As the company grew, it found more uses for SharePoint and added them into the mix without considering how they'd fit into the broader management picture -- and the complexity spun out of control.
"That really caused some problems," Bioty said, explaining that five years after implementation, the company is "essentially going back to square one" and taking steps to redeploy SharePoint properly and take governance issues into account.
Marcy Zweerink, a senior consultant at Minneapolis, Minn.-based consultancy Cohasset Associates Inc., said she often encounters such deployments. One of the biggest issues, she said, is that users initially bypass the information and policy management aspects of the implementation.
"People set up sites and they think it's going to [make] everything better, but they haven't thought about how to organize the information or how people are going to use it, and pretty soon they've got a big mess," Zweerink said.

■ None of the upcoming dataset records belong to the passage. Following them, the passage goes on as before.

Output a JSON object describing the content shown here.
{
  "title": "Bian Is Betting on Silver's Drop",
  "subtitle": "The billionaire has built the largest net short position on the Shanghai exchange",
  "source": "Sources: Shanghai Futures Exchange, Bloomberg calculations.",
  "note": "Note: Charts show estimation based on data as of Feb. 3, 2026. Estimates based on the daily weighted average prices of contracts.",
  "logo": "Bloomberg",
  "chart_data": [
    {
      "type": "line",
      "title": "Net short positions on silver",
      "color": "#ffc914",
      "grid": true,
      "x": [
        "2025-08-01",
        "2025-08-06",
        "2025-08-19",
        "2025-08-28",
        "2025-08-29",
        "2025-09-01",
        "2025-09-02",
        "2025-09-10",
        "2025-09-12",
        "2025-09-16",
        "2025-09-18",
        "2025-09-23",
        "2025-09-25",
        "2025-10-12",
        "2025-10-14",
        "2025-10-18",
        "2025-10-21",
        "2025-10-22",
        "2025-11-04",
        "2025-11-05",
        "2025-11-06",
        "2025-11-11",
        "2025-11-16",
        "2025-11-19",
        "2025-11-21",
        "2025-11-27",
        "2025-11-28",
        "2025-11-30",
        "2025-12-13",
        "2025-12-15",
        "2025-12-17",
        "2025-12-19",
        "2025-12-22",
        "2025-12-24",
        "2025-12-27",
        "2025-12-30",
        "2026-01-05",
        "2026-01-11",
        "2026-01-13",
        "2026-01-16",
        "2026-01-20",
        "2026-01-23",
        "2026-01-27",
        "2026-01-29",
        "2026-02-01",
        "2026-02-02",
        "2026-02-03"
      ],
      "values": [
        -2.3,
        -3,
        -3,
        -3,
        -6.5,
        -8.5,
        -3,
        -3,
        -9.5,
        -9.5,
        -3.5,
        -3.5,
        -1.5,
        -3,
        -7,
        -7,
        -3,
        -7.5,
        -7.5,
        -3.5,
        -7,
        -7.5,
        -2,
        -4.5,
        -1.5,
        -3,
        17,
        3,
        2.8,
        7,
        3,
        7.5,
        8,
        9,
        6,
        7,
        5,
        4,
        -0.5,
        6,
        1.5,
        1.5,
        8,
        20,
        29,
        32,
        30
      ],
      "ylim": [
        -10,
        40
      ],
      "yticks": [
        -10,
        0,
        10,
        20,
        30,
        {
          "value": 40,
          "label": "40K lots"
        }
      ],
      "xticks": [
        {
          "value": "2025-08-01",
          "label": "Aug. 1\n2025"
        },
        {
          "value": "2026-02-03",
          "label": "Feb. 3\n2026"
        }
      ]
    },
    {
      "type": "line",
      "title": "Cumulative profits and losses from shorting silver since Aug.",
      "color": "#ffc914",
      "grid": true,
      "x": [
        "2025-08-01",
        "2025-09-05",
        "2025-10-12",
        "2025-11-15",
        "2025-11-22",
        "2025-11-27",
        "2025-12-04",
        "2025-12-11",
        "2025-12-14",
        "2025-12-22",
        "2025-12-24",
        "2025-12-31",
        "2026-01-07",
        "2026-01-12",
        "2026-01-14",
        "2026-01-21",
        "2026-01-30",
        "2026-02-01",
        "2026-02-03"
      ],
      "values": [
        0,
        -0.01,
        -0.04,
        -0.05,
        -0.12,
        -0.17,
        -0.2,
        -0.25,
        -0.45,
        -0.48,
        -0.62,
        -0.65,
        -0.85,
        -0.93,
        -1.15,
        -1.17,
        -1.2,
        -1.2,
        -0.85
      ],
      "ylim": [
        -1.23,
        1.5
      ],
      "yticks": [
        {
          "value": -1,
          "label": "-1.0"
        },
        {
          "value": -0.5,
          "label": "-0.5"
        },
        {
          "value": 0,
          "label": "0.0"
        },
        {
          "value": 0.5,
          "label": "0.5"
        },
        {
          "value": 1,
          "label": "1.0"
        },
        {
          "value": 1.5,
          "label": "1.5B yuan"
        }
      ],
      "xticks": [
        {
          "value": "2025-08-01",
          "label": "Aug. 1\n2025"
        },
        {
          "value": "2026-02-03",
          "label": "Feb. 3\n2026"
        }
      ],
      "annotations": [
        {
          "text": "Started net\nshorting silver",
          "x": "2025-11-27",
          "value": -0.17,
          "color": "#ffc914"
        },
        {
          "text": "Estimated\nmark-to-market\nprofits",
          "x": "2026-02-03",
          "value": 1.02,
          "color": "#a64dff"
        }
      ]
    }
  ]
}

If sites are started and then abandoned, the remaining "junk" content accumulates, clogging records and confusing users. To avoid this, Zweerink suggests setting up simple lifecycle control policies for project sites that allow for quick set up but also provide a way to "sunset," or phase out, unused or unsuccessful sites.
Wells Fargo finds SharePoint deployment success
Armand Brunelle, managing director of technology at Santa Monica, Calif.-based Wells Fargo Capital Finance, has been using SharePoint since version 2.0 and is now in the process of beta testing SharePoint 2013.
He prefers to do the grunt work when deploying SharePoint and related functionality, and can often be seen uploading content databases into test projects and enlisting co-workers to try them out.
Brunelle initially began using SharePoint as an employee of Castle Pines Capital, a company that Wells Fargo purchased in 2011. Castle Pines initially implemented SharePoint to create an externally facing portal to share data with resellers and vendors. But, like CE3, the company soon decided to add other SharePoint capabilities.
"As we drank the SharePoint Kool-Aid and really liked it, we started to expand our use internally, too," Brunelle said. "Recently, we've really embraced it for document management."
Brunelle largely attributes Wells Fargo's success in adding SharePoint features to its work with Rackspace, a cloud hosting company, and to its support staff in particular.
"We're experts with SharePoint ourselves, but having [good support] really helped us make the right decision," he said. "That is definitely, I think, a huge factor for us."
Despite its record of SharePoint deployment success, the company's gung-ho approach did fall flat in one area: its foray into SharePoint Workspace. Workspace is a desktop-based tool that synchronizes data with a laptop, so users can access SharePoint content offline. The company planned on using the feature for managing customer relationship management records and got pretty far into the implementation process before realizing its limit was about 500 records -- far too low to meet Brunelle's needs.
"That was kind of a 'gotcha,' but it was the first release of SharePoint Workspace, so we probably should have treaded a little more carefully," Brunelle said.
Industry experts agree that it's a good idea to assemble a team prior to deploying SharePoint. The team should include any external consultants as well as representatives from any internal departments that will be using the technology. The team should work together to define governance policies and workflows that suit everyone's needs.
Brunelle added that it's also a good idea to take a phased approach to SharePoint deployment.
"That's really how we did it," Brunelle said. "We started with [the externally facing project] because we had a requirement there, and then we looked at internal process flows and how we could leverage [SharePoint] to make us more efficient there."